The manor, a Victorian mansion that dates to the late 1800s, is in Chelsea, Iowa, a low-lying, flood-prone town of 300 residents on the other side of the Lincoln Highway (so flood-prone that the city council voted to move Chelsea to higher ground decades ago; it hasn’t). Chelsea got crushed by the derecho, too—its town library was a casualty—but the manor sustained only minor damage (though it did lose power for 2.5 months), and that’s where the couple were staying with their intellectually disabled 26-year-old daughter and dog when both John, 72, and Jodi, 62, came down with COVID in late November. Jodi recovered quickly enough to take on a few Mrs. Claus jobs in December, but John, who had blood clots in his lungs and pneumonia, was in the hospital for a month. For the third time in a year, Jodi thought John was going to die. He came home on Christmas Eve day.

Yet, for the almost boundless trauma the Philipps faced in 2020, Jodi would argue that this year hasn’t gotten better. In the aftermath of these events, and the effort to recover, things have only gotten worse.

That’s largely because of a battle with her property insurer, which by Jodi’s telling has been a frustrating, confusing, lonely, and increasingly desperate monthslong slog. To date, their insurer has paid out $212,525.43 for derecho-related claims to the property—almost all of it for the demolished riding arena—a small fraction of the total cost of the damages and of the sum that Jodi and experts she has hired argue she and John are owed under their $673,000 policy. Her home, on which the insurer has paid out just $29,663.13, remains in tatters and exposed to the elements. The family remains living at Periwinkle Place Manor, in an austere limbo.

“We have good insurance, or we thought we did, for many, many years,” said Jodi. “It’s been a rough year, and for the insurance company to completely turn their back on you after you’ve paid for insurance for 20 some years and never had a claim—in my opinion that should be a crime.”
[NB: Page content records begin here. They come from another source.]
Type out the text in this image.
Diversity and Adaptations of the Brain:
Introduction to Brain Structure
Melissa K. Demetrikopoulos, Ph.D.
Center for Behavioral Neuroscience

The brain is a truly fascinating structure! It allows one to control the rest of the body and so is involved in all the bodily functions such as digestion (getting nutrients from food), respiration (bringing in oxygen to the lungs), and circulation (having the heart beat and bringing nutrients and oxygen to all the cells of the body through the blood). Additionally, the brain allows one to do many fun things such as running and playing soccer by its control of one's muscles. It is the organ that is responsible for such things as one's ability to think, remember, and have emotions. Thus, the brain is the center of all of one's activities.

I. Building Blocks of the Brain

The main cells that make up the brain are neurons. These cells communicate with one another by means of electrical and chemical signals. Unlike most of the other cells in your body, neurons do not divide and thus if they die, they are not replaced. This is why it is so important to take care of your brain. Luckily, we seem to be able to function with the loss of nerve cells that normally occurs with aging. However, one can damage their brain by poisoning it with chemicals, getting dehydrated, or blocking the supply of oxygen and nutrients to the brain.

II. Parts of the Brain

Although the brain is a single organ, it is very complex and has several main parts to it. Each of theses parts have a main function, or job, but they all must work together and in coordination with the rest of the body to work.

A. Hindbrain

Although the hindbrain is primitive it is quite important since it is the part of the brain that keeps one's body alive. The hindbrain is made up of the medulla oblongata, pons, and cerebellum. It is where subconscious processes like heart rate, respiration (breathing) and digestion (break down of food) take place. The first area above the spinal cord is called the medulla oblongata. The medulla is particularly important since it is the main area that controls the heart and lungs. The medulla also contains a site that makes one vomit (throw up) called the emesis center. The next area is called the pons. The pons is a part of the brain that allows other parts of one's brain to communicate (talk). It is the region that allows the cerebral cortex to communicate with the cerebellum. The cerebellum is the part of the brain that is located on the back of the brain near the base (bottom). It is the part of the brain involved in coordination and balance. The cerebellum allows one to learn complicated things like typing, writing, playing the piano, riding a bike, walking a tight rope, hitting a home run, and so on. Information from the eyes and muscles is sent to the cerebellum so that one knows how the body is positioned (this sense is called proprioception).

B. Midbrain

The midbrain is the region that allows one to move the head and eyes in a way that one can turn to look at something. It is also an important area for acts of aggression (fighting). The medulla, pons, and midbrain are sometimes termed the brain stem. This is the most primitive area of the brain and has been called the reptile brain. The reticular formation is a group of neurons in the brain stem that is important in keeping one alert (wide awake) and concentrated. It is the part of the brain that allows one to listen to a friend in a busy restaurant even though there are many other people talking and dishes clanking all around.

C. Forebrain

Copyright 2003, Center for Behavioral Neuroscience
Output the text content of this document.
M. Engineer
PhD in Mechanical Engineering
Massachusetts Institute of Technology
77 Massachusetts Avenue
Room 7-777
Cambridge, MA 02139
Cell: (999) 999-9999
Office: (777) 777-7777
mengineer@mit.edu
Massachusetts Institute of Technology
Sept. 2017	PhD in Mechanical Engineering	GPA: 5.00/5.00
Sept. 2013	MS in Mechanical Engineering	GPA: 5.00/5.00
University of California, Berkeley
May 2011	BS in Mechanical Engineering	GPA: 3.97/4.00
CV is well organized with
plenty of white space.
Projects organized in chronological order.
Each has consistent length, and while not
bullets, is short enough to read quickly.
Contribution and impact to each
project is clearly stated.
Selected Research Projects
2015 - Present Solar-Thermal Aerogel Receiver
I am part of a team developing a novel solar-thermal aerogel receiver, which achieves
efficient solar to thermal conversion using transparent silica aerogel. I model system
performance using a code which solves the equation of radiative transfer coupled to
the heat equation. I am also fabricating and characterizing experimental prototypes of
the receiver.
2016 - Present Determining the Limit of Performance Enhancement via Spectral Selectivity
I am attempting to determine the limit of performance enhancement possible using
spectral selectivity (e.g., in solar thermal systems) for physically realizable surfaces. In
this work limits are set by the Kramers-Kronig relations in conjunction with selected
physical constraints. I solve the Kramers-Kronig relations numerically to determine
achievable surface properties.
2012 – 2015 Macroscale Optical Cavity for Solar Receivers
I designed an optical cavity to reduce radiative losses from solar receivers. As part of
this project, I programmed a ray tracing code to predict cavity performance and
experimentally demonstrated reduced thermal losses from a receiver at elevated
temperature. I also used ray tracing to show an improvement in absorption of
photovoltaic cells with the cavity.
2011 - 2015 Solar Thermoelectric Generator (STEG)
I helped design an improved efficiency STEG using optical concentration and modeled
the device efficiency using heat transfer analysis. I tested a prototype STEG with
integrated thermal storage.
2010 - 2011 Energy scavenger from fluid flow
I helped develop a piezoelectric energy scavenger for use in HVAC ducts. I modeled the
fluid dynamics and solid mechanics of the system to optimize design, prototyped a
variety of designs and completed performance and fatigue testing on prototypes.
That piece of paper is key to the Philipps’ dispute, as Benton Mutual argues it absolves it from covering roof damage or anything inside the house that was damaged because of a faulty roof, according to the public adjuster and attorney hired by the Philipps. It also reflects what Amy Bach, an attorney and the executive director of United Policyholders, the nonprofit she cofounded in 1991, calls a “problematic” trend in the insurance industry: the quiet modification of homeowners’ insurance policies.

“Because of the increasing number of wind and water events associated with climate change, insurers have gotten more and more aggressive in limiting what they pay for roof damage and roof repairs,” she explained, dating the start of the practice to around 2013. “That’s a problem that’s come home to roost in Iowa, and in a situation like the derecho because it involved wind and rain.”

Bach said such changes, which reduce the value of homeowners policies but rarely the cost of them, are usually not communicated clearly to policyholders, and have been implemented too quickly for homeowners and regulators to keep up. (Ommen said this is another issue the IID is examining in light of the derecho.) Bach’s organization launched a national initiative, Restoring the Insurance Safety Net Coalition, in 2020 to bring to regulators, officials, and courts an awareness of the issue and to institute standards that prevent excessive coverage-shrinking policy rewrites. What, after all, is the value of a house with no roof?